The brood to pair ratio is only an index to success of the nesting population. Mortality among hens during the nesting and brood-rearing seasons, and total loss of broods before they are counted, are factors that strongly affect hen success estimates. Although we did not attempt to assess adult duck mortality, a concurrent study in the same region estimated an average annual loss of 13.5% of hens and 4.5% of drakes to red foxes (Sergeant at al. 1984). Furthermore, the capability of observers to count and separate the nesting population from migrants and to observe all broods are also factors that affect estimates of hen success.
Cowardin and Johnson (1979) estimated mallard hen success (H) from an estimate of nest success rates (P) using the formula H = Pe(1-P). Application of their formula to our nest success rates (P = 0.16) yielded a hen success estimate of 32%, which agrees with our hen success estimate of 30% based on brood to pair ratios.

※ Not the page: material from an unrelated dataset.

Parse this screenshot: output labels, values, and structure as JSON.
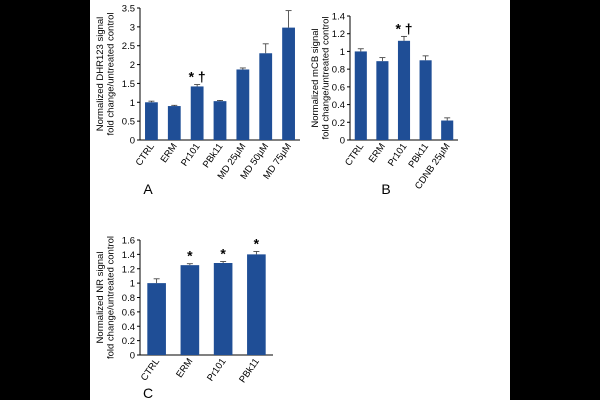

Recruitment rates were estimated from direct counts of the breeding population, number of broods produced, and brood size. Our estimates of average recruitment included 0.93 for ring-necked ducks down to 0.40 for ruddy ducks and averaged 0.59 for 12 species (Table 44). Cowardin at al. (1985) indicated that mallard populations in North Dakota would remain stable with a nest success rate of 15.2%, a hen success rate of 0.31, and a recruitment rate (R) of 0.53; where R = HzB/2 (Cowardin and Johnson 1979). The mallard recruitment rate at the WSA averaged 0.50, suggesting a nearly stable to slowly declining population. The recruitment rate for mallards at the WSA was about midway between the highest and lowest estimated rates for the 12 species of ducks nesting on the area.
The number of fledged ducklings produced per year averaged 579 (Table 44), from an average duck population of 492 pairs, approximately 1.18 fledglings per pair per year.